Comment by Terr_

2 days ago

TLDR: Microsoft can (at least) correlate your Windows installation to all website domains you visit while using Windows.

It's unclear what the mechanism is, but I'd wager their "telemetry" is constantly revealing your installation ID, your current IP, and domains that were recently resolved.

The article links to this page, which was shared on HN yesterday. [1]

I feel like using wireshark to look at what's being sent back and forth from Windows telemetry, when using Edge, Chrome & etc should reveal what's being sent and recieved. Using MITM SSL spoofing should be able to intercept the packets.

[1] https://github.com/SmtimesIWndr/gdid-reversal

  • I would be shocked if Microsoft was not using their own layer of certificate-pinning to stop people from doing that, and/or using another layer of encryption separate from the networking layer.

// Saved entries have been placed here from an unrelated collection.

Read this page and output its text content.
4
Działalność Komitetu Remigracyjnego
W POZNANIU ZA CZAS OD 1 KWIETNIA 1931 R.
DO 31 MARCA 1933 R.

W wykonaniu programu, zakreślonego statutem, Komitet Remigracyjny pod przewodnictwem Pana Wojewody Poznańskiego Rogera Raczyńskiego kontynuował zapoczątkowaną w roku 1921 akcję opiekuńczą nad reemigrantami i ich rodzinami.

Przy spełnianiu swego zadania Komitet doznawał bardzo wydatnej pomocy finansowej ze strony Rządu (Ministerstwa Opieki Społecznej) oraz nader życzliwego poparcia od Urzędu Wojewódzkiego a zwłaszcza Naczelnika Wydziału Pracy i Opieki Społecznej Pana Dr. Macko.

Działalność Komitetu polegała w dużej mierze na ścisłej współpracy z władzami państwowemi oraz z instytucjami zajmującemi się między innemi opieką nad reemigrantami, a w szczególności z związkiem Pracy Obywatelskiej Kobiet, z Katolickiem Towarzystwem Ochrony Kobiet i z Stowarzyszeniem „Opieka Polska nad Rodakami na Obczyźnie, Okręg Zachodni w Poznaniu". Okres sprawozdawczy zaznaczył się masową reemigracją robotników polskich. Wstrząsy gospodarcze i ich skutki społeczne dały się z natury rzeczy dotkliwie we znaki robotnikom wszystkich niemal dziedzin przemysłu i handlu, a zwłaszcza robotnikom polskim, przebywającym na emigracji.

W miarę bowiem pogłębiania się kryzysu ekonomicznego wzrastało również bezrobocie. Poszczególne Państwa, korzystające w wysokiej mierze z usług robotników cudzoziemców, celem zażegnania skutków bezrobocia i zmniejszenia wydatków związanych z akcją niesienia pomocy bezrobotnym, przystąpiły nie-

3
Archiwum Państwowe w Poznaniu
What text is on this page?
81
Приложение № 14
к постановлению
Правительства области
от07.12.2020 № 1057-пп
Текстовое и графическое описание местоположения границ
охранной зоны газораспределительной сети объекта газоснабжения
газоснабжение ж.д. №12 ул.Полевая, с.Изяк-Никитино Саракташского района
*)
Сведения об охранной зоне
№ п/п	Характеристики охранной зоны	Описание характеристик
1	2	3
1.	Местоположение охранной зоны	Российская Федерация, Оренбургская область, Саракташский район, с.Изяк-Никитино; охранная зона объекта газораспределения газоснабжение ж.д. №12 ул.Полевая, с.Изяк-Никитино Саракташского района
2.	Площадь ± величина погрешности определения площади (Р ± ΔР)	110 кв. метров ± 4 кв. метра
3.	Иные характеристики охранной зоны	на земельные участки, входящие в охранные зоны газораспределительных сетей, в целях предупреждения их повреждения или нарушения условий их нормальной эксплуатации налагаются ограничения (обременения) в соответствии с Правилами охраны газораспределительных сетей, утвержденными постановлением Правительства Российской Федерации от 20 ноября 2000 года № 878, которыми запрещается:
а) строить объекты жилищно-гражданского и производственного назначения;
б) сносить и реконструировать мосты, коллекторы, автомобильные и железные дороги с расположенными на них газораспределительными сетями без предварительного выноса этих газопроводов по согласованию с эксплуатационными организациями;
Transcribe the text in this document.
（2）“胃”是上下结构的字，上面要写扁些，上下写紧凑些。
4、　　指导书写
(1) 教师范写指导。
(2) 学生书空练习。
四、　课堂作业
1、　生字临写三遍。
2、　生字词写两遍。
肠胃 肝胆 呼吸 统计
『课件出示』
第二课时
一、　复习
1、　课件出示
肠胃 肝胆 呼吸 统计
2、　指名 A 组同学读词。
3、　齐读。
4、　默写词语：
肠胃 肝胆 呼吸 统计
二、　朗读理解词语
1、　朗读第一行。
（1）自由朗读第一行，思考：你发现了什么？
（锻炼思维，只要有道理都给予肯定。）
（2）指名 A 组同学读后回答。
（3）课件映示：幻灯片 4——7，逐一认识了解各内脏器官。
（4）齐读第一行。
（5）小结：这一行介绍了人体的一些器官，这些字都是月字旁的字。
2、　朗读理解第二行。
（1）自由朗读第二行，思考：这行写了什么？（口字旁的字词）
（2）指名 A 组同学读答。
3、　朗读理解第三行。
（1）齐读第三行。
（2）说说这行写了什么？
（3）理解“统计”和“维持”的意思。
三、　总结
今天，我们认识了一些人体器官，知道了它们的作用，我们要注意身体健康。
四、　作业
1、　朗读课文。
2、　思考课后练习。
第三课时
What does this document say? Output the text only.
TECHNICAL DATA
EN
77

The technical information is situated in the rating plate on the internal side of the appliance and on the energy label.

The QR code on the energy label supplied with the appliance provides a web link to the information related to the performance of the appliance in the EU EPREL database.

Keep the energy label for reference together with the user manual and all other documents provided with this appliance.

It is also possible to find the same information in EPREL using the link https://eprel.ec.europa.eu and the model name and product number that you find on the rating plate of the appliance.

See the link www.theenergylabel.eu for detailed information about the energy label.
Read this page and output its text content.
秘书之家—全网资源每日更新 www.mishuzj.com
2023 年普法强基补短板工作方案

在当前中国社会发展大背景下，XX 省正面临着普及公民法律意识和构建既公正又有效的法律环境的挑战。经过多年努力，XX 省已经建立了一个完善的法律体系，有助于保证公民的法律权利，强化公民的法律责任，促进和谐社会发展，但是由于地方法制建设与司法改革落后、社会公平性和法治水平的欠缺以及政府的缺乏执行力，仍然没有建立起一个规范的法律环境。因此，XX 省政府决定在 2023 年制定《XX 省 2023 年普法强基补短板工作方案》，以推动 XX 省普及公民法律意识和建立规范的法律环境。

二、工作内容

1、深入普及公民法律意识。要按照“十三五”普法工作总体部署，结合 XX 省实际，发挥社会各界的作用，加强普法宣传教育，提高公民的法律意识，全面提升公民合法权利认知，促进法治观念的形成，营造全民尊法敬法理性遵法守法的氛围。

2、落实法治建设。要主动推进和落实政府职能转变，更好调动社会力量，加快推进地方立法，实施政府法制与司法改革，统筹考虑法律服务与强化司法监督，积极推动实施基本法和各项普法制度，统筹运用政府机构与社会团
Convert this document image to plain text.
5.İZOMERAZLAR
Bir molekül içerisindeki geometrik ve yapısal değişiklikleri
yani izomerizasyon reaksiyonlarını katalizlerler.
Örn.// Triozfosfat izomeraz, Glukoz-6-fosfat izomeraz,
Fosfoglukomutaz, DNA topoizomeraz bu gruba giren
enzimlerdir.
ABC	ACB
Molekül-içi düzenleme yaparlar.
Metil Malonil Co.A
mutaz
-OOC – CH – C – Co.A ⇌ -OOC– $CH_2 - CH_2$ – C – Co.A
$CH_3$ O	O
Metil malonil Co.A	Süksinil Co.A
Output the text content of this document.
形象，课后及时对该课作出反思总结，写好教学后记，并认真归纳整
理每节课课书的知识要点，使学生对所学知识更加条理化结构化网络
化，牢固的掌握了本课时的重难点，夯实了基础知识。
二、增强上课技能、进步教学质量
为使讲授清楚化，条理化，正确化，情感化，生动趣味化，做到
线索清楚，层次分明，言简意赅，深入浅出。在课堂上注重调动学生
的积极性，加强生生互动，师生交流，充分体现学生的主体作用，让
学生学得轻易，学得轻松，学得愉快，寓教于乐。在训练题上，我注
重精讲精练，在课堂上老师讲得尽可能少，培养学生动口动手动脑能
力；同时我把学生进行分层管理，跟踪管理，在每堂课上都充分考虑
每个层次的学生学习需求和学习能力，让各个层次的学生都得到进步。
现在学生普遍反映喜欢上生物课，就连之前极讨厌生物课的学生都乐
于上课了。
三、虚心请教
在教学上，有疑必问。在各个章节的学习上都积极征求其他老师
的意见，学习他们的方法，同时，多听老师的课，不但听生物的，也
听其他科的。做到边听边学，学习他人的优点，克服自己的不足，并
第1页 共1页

    • Only way to see what's going on is testing to see what's going on. Hopefully, someone who knows more about it than me can take a look at the packets and see what they contain.

      2 replies →

    • But you'd still see some encrypted traffic and it wouldn't fly under a radar

It's Microsoft Defender SmartScreen in Edge.

You can also use the Windows Diagnostic Viewer to check the telemetry data being shipped to Microsoft. I'd be willing to bet that you could use Edge (with defaults) and see the URLs being sent to Microsoft but nothing would come from Brave, Firefox, Chrome etc.

I was under the impression Windows is unreliable for these kind of activities as they are "leakish".

I imagine it's not too difficult to narrow down the potential suspects with how much data points you'd get from ISP, Windows telemetry, and whatever.

"all" would be troubling indeed. I hope that someone can discover the mechanism, and whether it's depending on any settings like "Share browsing data with other Windows features" or any other settings.